Ouyang Lixue, Yang Fan, Duan Hongyu, Wang Chuan
Department of Pediatrics, West China Second University Hospital, Chengdu, Sichuan, China.
Key Laboratory of Birth Defects and Related Diseases of Women and Children, Ministry of Education, Chengdu, China.
Front Genet. 2024 Dec 23;15:1453195. doi: 10.3389/fgene.2024.1453195. eCollection 2024.
Autosomal recessive cutis laxa type 1B (ARCL1B) is an extremely rare disease characterized by severe systemic connective tissue abnormalities, including cutis laxa, aneurysm and fragility of blood vessels, birth fractures and emphysema. The severity of this disease ranges from perinatal death to manifestations compatible with survival. To date, no cases have been reported in the Chinese population. Due to its rarity, the disease is susceptible to misdiagnosis or missed diagnosis by clinicians. By presenting this case and reviewing the relevant literature, the aim is to enhance clinicians' awareness and vigilance in diagnosing this disease.
We report a 7-month-old Chinese male infant who initially presented with severe respiratory infection, respiratory failure, and heart failure, and was misdiagnosed with Takayasu arteritis. Despite treatment, his condition did not improve. Due to the features of vascular malformations, developmental delay, and early onset of the disease, whole exome sequencing (WES) was performed, results revealed a homozygous mutation c.464A>C in exon 5 on the gene p. (Tyr155Ser) that had never been reported before. Molecular protein prediction results suggest that this mutation site exhibits a high probability of pathogenicity. Combining the clinical manifestations, the results of cardiac color ultrasound and cardiac great vessels angiography, and the WES results, the patient was finally diagnosed with ARCL1B. Given the absence of established guidelines for the clinical manifestation, treatment, follow-up, and prognosis of ARCL1B, we searched the literatures of pubmed and web of science from inception to February 2024 to provide an essential reference for physicians to deepen the understanding of ARCL1B.

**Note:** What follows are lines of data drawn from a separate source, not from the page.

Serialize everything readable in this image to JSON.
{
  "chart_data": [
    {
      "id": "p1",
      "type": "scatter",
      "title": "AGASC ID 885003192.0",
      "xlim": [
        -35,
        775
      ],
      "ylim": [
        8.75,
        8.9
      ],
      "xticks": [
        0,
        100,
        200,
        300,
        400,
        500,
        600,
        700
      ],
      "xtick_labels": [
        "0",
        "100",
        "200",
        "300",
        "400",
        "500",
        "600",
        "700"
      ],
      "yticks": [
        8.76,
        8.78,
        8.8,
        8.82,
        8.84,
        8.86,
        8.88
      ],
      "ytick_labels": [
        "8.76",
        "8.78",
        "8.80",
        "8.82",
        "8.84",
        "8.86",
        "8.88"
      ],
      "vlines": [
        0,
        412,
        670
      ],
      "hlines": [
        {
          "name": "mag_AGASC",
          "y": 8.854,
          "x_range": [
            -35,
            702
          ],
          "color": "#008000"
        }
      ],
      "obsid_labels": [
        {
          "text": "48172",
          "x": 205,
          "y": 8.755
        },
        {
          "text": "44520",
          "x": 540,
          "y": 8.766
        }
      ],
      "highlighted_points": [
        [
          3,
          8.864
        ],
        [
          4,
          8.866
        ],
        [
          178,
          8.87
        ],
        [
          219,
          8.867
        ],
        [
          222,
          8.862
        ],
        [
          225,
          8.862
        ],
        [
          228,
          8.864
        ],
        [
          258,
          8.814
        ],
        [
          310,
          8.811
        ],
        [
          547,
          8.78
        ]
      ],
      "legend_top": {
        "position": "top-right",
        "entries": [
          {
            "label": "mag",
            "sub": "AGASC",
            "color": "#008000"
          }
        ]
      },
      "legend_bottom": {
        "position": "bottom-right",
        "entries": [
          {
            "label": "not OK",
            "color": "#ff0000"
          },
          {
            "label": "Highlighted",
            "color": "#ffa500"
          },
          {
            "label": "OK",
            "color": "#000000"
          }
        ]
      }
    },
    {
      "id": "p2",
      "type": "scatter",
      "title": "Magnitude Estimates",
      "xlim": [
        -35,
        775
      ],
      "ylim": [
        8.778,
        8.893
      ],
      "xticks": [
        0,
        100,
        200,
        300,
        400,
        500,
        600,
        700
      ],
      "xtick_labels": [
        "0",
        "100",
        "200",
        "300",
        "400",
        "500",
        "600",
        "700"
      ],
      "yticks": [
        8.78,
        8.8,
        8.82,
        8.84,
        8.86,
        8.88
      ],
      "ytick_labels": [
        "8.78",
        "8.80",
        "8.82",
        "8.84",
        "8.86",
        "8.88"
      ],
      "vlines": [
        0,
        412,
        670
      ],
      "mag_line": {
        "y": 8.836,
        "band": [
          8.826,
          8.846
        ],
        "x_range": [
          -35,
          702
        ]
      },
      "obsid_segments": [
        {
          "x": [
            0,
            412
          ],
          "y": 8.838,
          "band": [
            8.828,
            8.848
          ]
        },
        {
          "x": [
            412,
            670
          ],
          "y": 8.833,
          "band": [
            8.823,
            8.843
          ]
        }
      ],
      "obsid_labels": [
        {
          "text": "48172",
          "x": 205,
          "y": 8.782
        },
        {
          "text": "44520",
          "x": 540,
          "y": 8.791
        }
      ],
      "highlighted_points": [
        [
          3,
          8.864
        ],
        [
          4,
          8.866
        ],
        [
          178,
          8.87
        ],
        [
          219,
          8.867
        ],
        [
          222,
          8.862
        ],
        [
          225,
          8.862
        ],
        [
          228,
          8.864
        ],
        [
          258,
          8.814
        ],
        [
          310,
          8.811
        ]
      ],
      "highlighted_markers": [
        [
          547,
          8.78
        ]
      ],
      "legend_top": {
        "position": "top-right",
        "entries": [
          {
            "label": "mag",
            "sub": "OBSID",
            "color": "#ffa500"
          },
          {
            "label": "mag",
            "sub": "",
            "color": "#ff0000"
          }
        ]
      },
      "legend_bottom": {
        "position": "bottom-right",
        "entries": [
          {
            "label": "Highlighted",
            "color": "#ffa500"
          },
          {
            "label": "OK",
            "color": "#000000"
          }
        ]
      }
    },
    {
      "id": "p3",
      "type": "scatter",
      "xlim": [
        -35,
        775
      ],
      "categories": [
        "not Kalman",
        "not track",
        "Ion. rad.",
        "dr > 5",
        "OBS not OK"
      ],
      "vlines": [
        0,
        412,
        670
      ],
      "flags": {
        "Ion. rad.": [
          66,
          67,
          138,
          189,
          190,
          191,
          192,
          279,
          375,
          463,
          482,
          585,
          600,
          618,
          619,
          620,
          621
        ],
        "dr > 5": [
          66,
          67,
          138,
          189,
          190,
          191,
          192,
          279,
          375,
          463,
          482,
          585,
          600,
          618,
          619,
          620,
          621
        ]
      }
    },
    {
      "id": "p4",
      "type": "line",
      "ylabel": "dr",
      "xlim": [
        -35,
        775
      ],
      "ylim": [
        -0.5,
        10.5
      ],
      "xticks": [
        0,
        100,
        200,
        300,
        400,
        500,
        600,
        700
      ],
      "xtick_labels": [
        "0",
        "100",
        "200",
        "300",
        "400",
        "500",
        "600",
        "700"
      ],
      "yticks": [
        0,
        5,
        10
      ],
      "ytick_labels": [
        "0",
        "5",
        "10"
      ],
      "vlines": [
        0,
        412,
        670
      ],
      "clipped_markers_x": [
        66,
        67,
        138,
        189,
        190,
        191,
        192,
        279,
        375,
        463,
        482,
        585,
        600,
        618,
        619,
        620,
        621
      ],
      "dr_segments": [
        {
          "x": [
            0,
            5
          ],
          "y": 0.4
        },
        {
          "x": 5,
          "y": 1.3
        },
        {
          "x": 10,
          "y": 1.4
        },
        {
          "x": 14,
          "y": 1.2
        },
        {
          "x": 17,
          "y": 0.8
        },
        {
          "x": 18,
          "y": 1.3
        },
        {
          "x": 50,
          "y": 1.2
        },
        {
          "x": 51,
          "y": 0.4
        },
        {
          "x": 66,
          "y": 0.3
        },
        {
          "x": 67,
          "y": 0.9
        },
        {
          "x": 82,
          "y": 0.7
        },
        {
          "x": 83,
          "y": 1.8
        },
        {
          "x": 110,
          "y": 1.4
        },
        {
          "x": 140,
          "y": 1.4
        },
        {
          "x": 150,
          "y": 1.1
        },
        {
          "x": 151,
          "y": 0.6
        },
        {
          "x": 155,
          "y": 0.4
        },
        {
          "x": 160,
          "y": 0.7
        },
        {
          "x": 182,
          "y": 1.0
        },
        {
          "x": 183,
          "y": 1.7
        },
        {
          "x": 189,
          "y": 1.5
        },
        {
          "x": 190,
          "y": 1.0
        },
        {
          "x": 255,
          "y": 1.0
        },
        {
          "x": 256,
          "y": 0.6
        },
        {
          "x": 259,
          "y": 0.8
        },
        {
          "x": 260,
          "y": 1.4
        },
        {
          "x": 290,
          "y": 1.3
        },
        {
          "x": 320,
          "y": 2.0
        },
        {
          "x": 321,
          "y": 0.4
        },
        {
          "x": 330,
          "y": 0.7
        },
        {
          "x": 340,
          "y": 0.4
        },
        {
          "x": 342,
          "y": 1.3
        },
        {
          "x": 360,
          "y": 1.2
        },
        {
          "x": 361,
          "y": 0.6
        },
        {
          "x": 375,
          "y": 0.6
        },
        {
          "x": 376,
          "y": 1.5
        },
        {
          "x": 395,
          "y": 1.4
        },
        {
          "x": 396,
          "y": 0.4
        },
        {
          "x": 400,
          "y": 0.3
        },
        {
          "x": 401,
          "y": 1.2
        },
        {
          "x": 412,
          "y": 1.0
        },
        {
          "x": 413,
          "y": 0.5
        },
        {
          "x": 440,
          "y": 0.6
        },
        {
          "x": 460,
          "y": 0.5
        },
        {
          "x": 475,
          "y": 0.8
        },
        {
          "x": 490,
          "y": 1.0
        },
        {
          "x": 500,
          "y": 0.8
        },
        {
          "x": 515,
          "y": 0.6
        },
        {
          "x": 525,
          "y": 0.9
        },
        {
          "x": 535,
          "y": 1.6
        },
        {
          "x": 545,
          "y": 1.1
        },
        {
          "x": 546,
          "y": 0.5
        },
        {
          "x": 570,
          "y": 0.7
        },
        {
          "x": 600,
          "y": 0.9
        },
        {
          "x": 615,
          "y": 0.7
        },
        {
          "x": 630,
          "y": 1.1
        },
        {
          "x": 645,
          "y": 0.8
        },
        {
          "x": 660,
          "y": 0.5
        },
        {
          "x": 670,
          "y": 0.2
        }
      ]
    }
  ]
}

The gene mutation identified in this patient has not been previously reported, expanding the mutation spectrum of the gene. This is the first documented case of this disease in the Chinese population. The diagnostic and therapeutic journey of this patient, along with the accompanying literature review, provides valuable insights. It highlights the importance of clinicians maintaining a high level of vigilance when encountering cases involving younger patients with multiple pulmonary artery aneurysms, as they may indicate the presence of this rare disease.
常染色体隐性遗传性皮肤松弛症1B型(ARCL1B)是一种极其罕见的疾病,其特征为严重的全身性结缔组织异常,包括皮肤松弛、动脉瘤和血管脆性增加、出生时骨折以及肺气肿。该疾病的严重程度从围产期死亡到与存活相容的表现不等。迄今为止,中国人群中尚未有病例报道。由于其罕见性,临床医生容易对该疾病误诊或漏诊。通过呈现此病例并回顾相关文献,目的是提高临床医生对该疾病诊断的认识和警惕性。
我们报告一名7个月大的中国男婴,最初表现为严重的呼吸道感染、呼吸衰竭和心力衰竭,被误诊为大动脉炎。尽管进行了治疗,其病情并未改善。由于存在血管畸形、发育迟缓以及疾病早发的特征,遂进行了全外显子测序(WES),结果显示在基因p.的第5外显子上存在一个纯合突变c.464A>C(p.(Tyr155Ser)),此突变此前从未有过报道。分子蛋白预测结果表明该突变位点具有很高的致病性。结合临床表现、心脏彩色超声和心脏大血管血管造影结果以及WES结果,该患者最终被诊断为ARCL1B。鉴于目前尚无关于ARCL1B临床表现、治疗、随访及预后的既定指南,我们检索了自开始至2024年2月的PubMed和Web of Science文献,为医生加深对ARCL1B的理解提供重要参考。
该患者中鉴定出的基因突变此前未曾报道,扩展了该基因的突变谱。这是中国人群中该疾病的首例文献记载病例。该患者的诊断和治疗过程以及所附的文献综述提供了有价值的见解。它强调了临床医生在遇到涉及患有多个肺动脉瘤的年轻患者的病例时保持高度警惕的重要性,因为这可能提示存在这种罕见疾病。